Last month, 48 Tea Party Republicans joined Democrats to hand House leaders an embarrassing defeat, causing the initial version of the continuing resolution, known as the CR, to be reworked to pass.
This time around, House leaders said before the vote that would not happen.
“I think you’ll find bipartisan support of the bill,” said Republican vote-counter, Kevin McCarthy of California.
The CR, which cleared the Democratic-led Senate last week, funds the government through Nov. 18, but appears to be just another in a series of upcoming battles over spending in Washington. On the agenda are a large fiscal 2012 spending package that encompasses all appropriations bills, possible recommendations from the Joint Select Committee on Deficit Reduction (known as the “Super Committee”), and a Senate-passed worker-retraining measure meant to accompany trade agreements with South Korea, Colombia and Panama. Boehner faces possible conservative revolts when those trade pacts hit the House floor next week due to spending levels.
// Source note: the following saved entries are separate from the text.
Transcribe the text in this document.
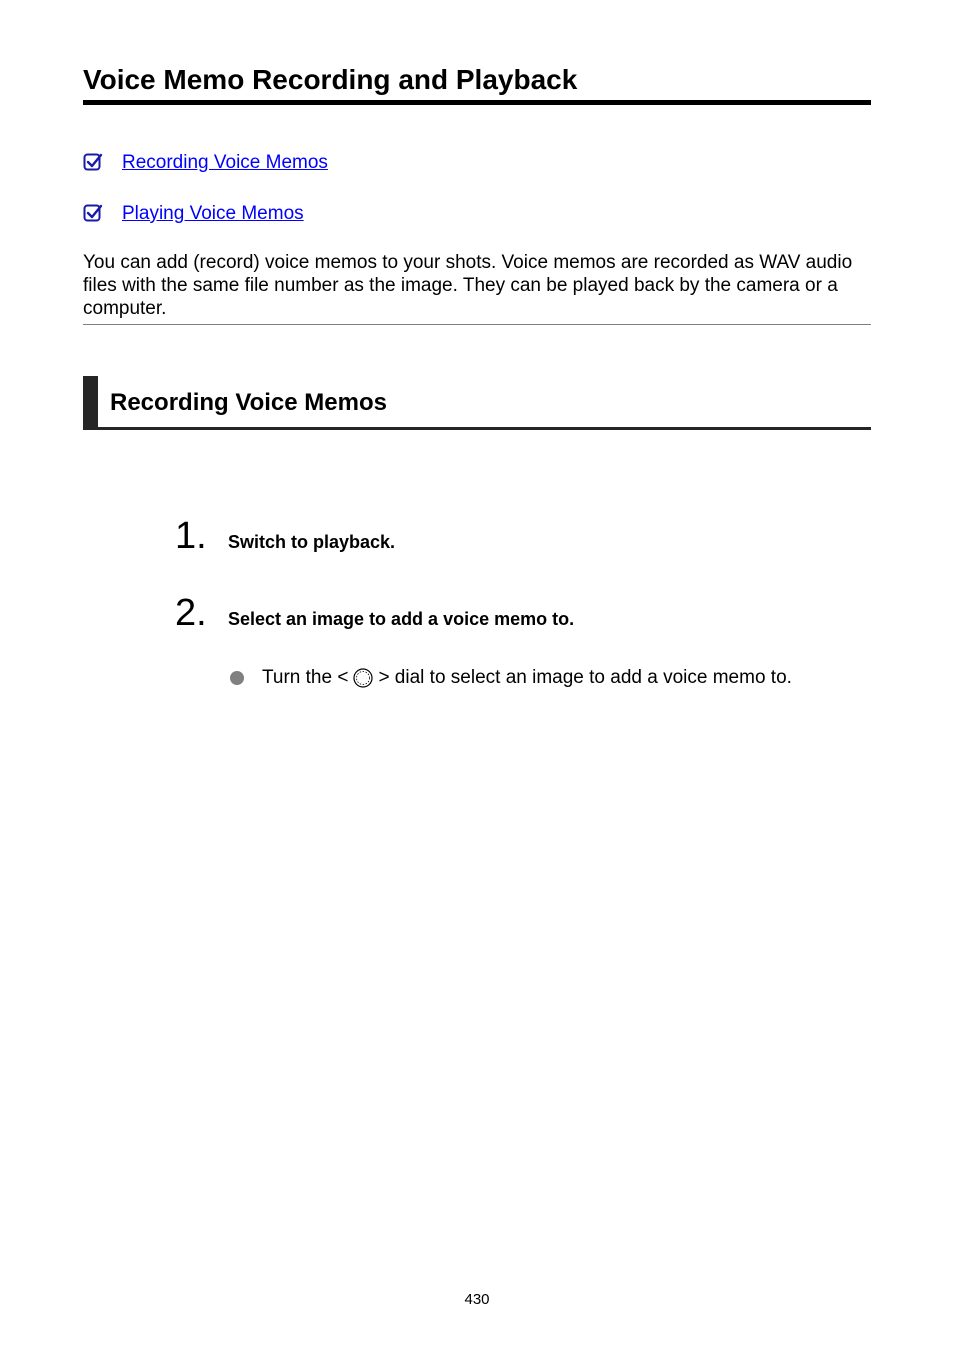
Voice Memo Recording and Playback
Recording Voice Memos
Playing Voice Memos

You can add (record) voice memos to your shots. Voice memos are recorded as WAV audio files with the same file number as the image. They can be played back by the camera or a computer.

Recording Voice Memos
1.	Switch to playback.
2.	Select an image to add a voice memo to.
Turn the < > dial to select an image to add a voice memo to.
430
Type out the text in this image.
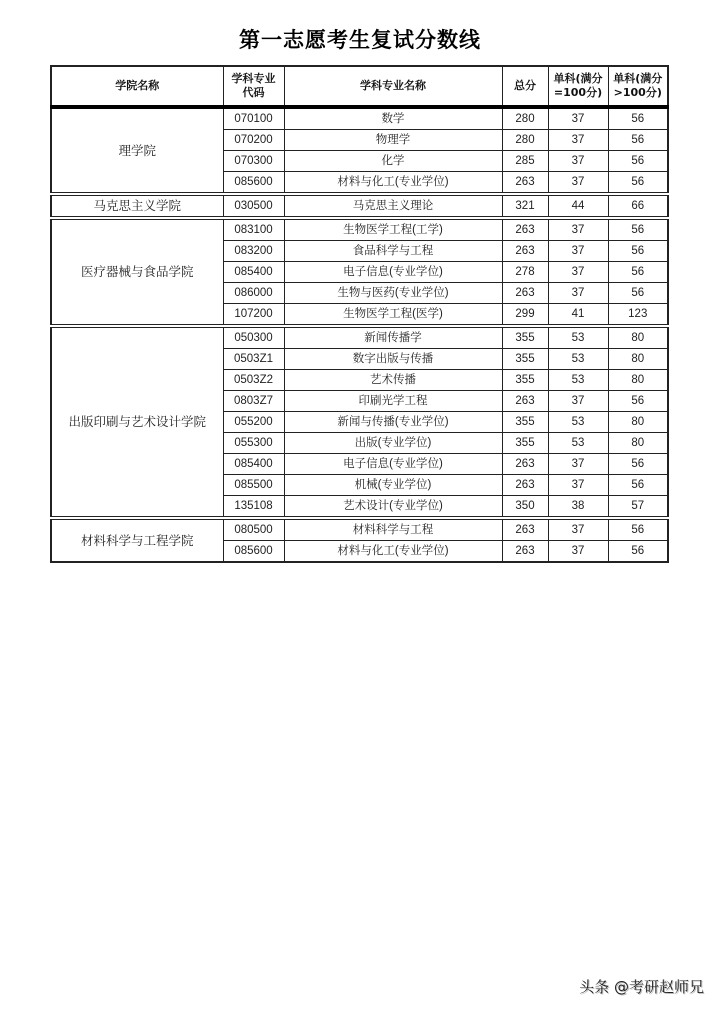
第一志愿考生复试分数线
学院名称	学科专业代码	学科专业名称	总分	单科(满分=100分)	单科(满分>100分)

理学院	070100	数学	280	37	56
	070200	物理学	280	37	56
	070300	化学	285	37	56
	085600	材料与化工(专业学位)	263	37	56
马克思主义学院	030500	马克思主义理论	321	44	66
医疗器械与食品学院	083100	生物医学工程(工学)	263	37	56
	083200	食品科学与工程	263	37	56
	085400	电子信息(专业学位)	278	37	56
	086000	生物与医药(专业学位)	263	37	56
	107200	生物医学工程(医学)	299	41	123
出版印刷与艺术设计学院	050300	新闻传播学	355	53	80
	0503Z1	数字出版与传播	355	53	80
	0503Z2	艺术传播	355	53	80
	0803Z7	印刷光学工程	263	37	56
	055200	新闻与传播(专业学位)	355	53	80
	055300	出版(专业学位)	355	53	80
	085400	电子信息(专业学位)	263	37	56
	085500	机械(专业学位)	263	37	56
	135108	艺术设计(专业学位)	350	38	57
材料科学与工程学院	080500	材料科学与工程	263	37	56
	085600	材料与化工(专业学位)	263	37	56
头条 @考研赵师兄
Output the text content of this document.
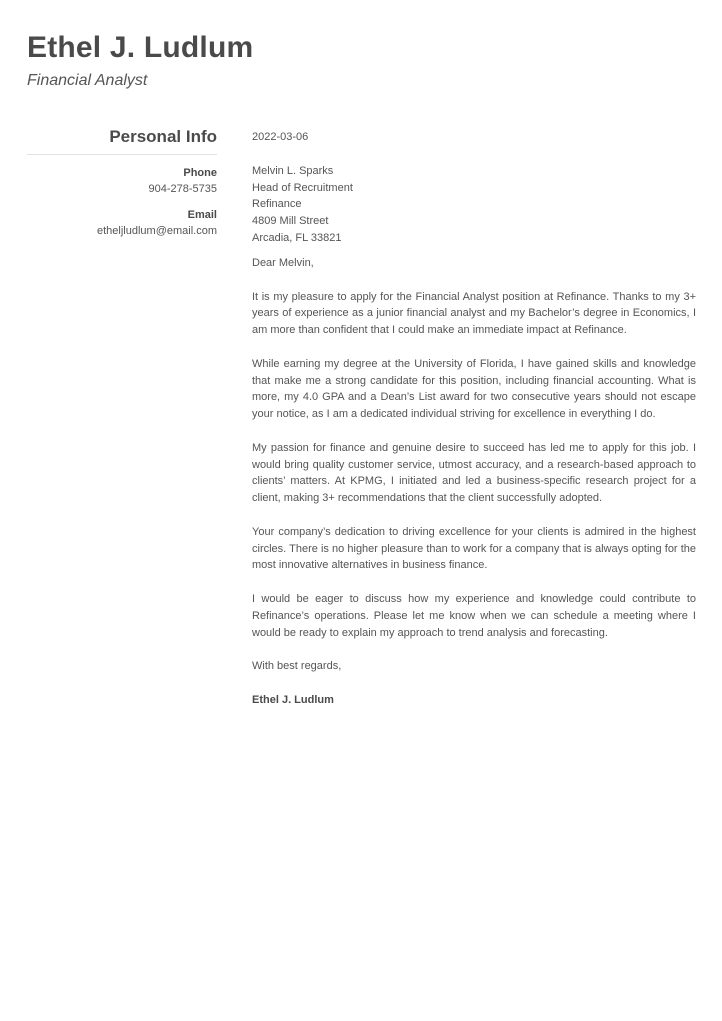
Ethel J. Ludlum
Financial Analyst
Personal Info
Phone
904-278-5735
Email
etheljludlum@email.com
2022-03-06
Melvin L. Sparks
Head of Recruitment
Refinance
4809 Mill Street
Arcadia, FL 33821
Dear Melvin,

It is my pleasure to apply for the Financial Analyst position at Refinance. Thanks to my 3+ years of experience as a junior financial analyst and my Bachelor’s degree in Economics, I am more than confident that I could make an immediate impact at Refinance.

While earning my degree at the University of Florida, I have gained skills and knowledge that make me a strong candidate for this position, including financial accounting. What is more, my 4.0 GPA and a Dean’s List award for two consecutive years should not escape your notice, as I am a dedicated individual striving for excellence in everything I do.

My passion for finance and genuine desire to succeed has led me to apply for this job. I would bring quality customer service, utmost accuracy, and a research-based approach to clients’ matters. At KPMG, I initiated and led a business-specific research project for a client, making 3+ recommendations that the client successfully adopted.

Your company’s dedication to driving excellence for your clients is admired in the highest circles. There is no higher pleasure than to work for a company that is always opting for the most innovative alternatives in business finance.

I would be eager to discuss how my experience and knowledge could contribute to Refinance’s operations. Please let me know when we can schedule a meeting where I would be ready to explain my approach to trend analysis and forecasting.

With best regards,
Ethel J. Ludlum
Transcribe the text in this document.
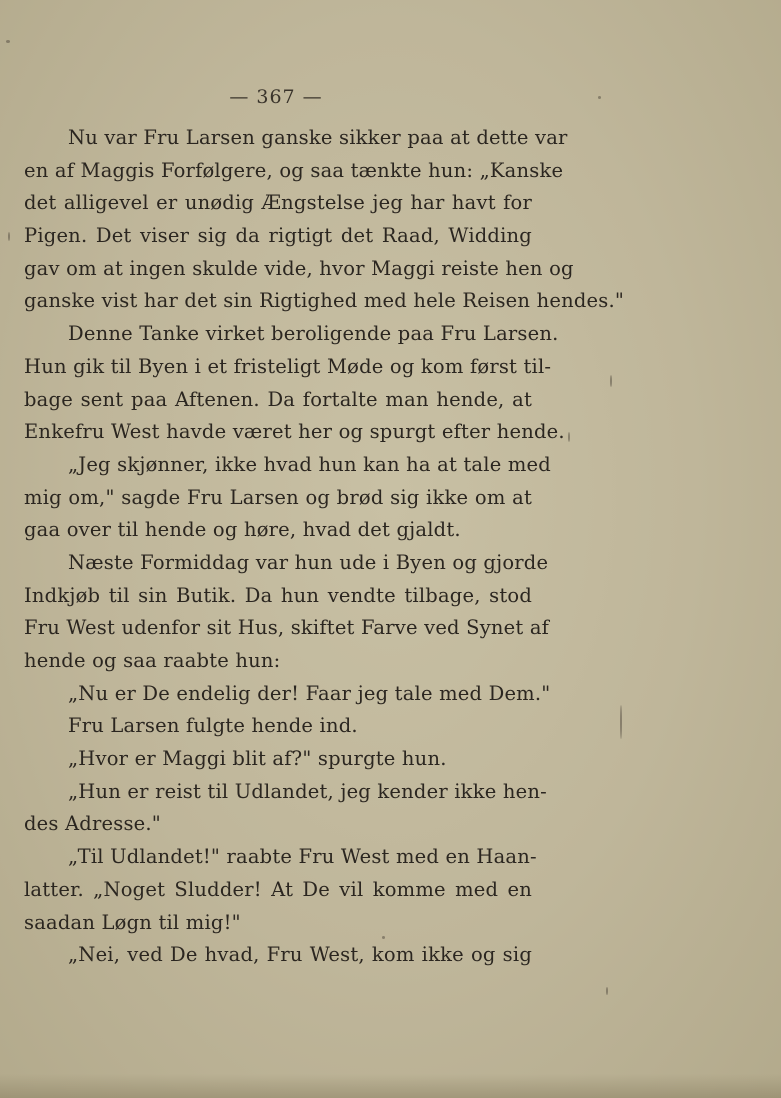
— 367 —
Nu var Fru Larsen ganske sikker paa at dette var
en af Maggis Forfølgere, og saa tænkte hun: „Kanske
det alligevel er unødig Ængstelse jeg har havt for
Pigen. Det viser sig da rigtigt det Raad, Widding
gav om at ingen skulde vide, hvor Maggi reiste hen og
ganske vist har det sin Rigtighed med hele Reisen hendes."
Denne Tanke virket beroligende paa Fru Larsen.
Hun gik til Byen i et fristeligt Møde og kom først til-
bage sent paa Aftenen. Da fortalte man hende, at
Enkefru West havde været her og spurgt efter hende.
„Jeg skjønner, ikke hvad hun kan ha at tale med
mig om," sagde Fru Larsen og brød sig ikke om at
gaa over til hende og høre, hvad det gjaldt.
Næste Formiddag var hun ude i Byen og gjorde
Indkjøb til sin Butik. Da hun vendte tilbage, stod
Fru West udenfor sit Hus, skiftet Farve ved Synet af
hende og saa raabte hun:
„Nu er De endelig der! Faar jeg tale med Dem."
Fru Larsen fulgte hende ind.
„Hvor er Maggi blit af?" spurgte hun.
„Hun er reist til Udlandet, jeg kender ikke hen-
des Adresse."
„Til Udlandet!" raabte Fru West med en Haan-
latter. „Noget Sludder! At De vil komme med en
saadan Løgn til mig!"
„Nei, ved De hvad, Fru West, kom ikke og sig
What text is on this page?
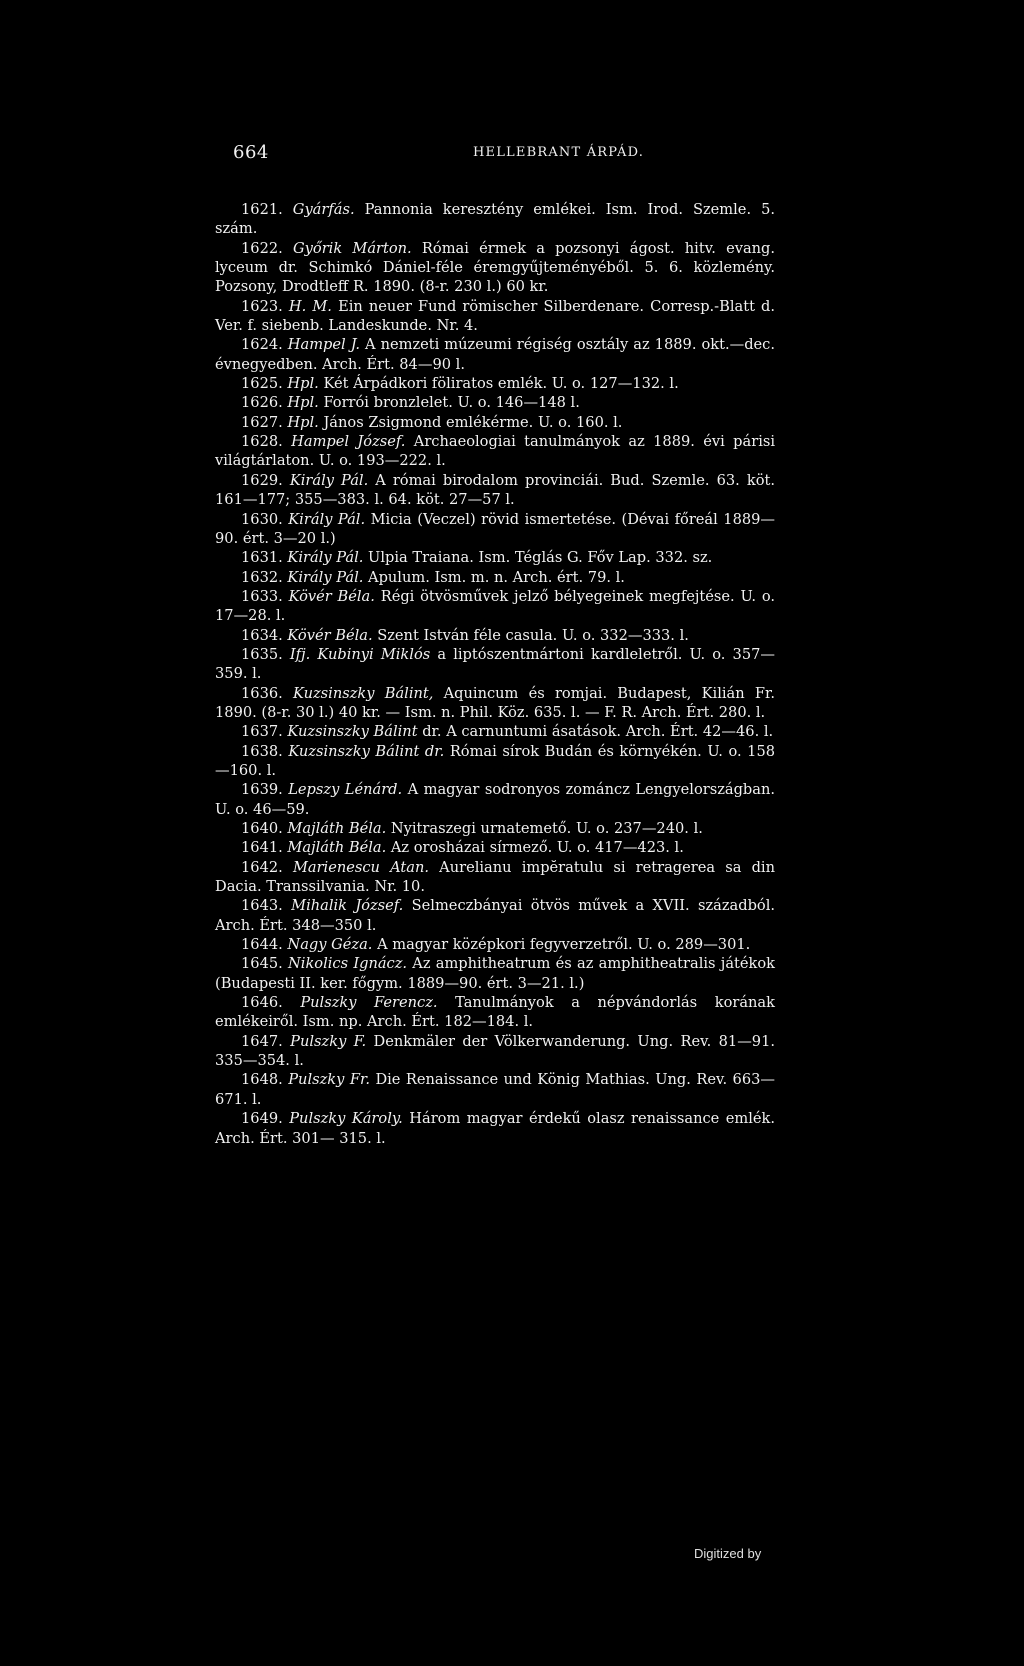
664	HELLEBRANT ÁRPÁD.
1621. Gyárfás. Pannonia keresztény emlékei. Ism. Irod. Szemle. 5. szám.
1622. Győrik Márton. Római érmek a pozsonyi ágost. hitv. evang. lyceum dr. Schimkó Dániel-féle éremgyűjteményéből. 5. 6. közlemény. Pozsony, Drodtleff R. 1890. (8-r. 230 l.) 60 kr.
1623. H. M. Ein neuer Fund römischer Silberdenare. Corresp.-Blatt d. Ver. f. siebenb. Landeskunde. Nr. 4.
1624. Hampel J. A nemzeti múzeumi régiség osztály az 1889. okt.—dec. évnegyedben. Arch. Ért. 84—90 l.
1625. Hpl. Két Árpádkori föliratos emlék. U. o. 127—132. l.
1626. Hpl. Forrói bronzlelet. U. o. 146—148 l.
1627. Hpl. János Zsigmond emlékérme. U. o. 160. l.
1628. Hampel József. Archaeologiai tanulmányok az 1889. évi párisi világtárlaton. U. o. 193—222. l.
1629. Király Pál. A római birodalom provinciái. Bud. Szemle. 63. köt. 161—177; 355—383. l. 64. köt. 27—57 l.
1630. Király Pál. Micia (Veczel) rövid ismertetése. (Dévai főreál 1889—90. ért. 3—20 l.)
1631. Király Pál. Ulpia Traiana. Ism. Téglás G. Főv Lap. 332. sz.
1632. Király Pál. Apulum. Ism. m. n. Arch. ért. 79. l.
1633. Kövér Béla. Régi ötvösművek jelző bélyegeinek megfejtése. U. o. 17—28. l.
1634. Kövér Béla. Szent István féle casula. U. o. 332—333. l.
1635. Ifj. Kubinyi Miklós a liptószentmártoni kardleletről. U. o. 357—359. l.
1636. Kuzsinszky Bálint, Aquincum és romjai. Budapest, Kilián Fr. 1890. (8-r. 30 l.) 40 kr. — Ism. n. Phil. Köz. 635. l. — F. R. Arch. Ért. 280. l.
1637. Kuzsinszky Bálint dr. A carnuntumi ásatások. Arch. Ért. 42—46. l.
1638. Kuzsinszky Bálint dr. Római sírok Budán és környékén. U. o. 158—160. l.
1639. Lepszy Lénárd. A magyar sodronyos zománcz Lengyelországban. U. o. 46—59.
1640. Majláth Béla. Nyitraszegi urnatemető. U. o. 237—240. l.
1641. Majláth Béla. Az orosházai sírmező. U. o. 417—423. l.
1642. Marienescu Atan. Aurelianu impĕratulu si retragerea sa din Dacia. Transsilvania. Nr. 10.
1643. Mihalik József. Selmeczbányai ötvös művek a XVII. századból. Arch. Ért. 348—350 l.
1644. Nagy Géza. A magyar középkori fegyverzetről. U. o. 289—301.
1645. Nikolics Ignácz. Az amphitheatrum és az amphitheatralis játékok (Budapesti II. ker. főgym. 1889—90. ért. 3—21. l.)
1646. Pulszky Ferencz. Tanulmányok a népvándorlás korának emlékeiről. Ism. np. Arch. Ért. 182—184. l.
1647. Pulszky F. Denkmäler der Völkerwanderung. Ung. Rev. 81—91. 335—354. l.
1648. Pulszky Fr. Die Renaissance und König Mathias. Ung. Rev. 663—671. l.
1649. Pulszky Károly. Három magyar érdekű olasz renaissance emlék. Arch. Ért. 301— 315. l.
Digitized by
Democrats say that there is an ongoing tug-of-war between House GOP leaders and rank-and-file conservatives that has dominated the legislative year, and that Speaker Boehner may become increasingly reliant on what some Democratic aides say may be an uncomfortable allegiance with Democrats to pass any major bills.
“We voted on the CR because we think it’s good policy and appropriate,” said Democratic Whip Steny Hoyer, “and we’re pleased that we ultimately have arrived at what could have been done two weeks ago without any drama or theater.”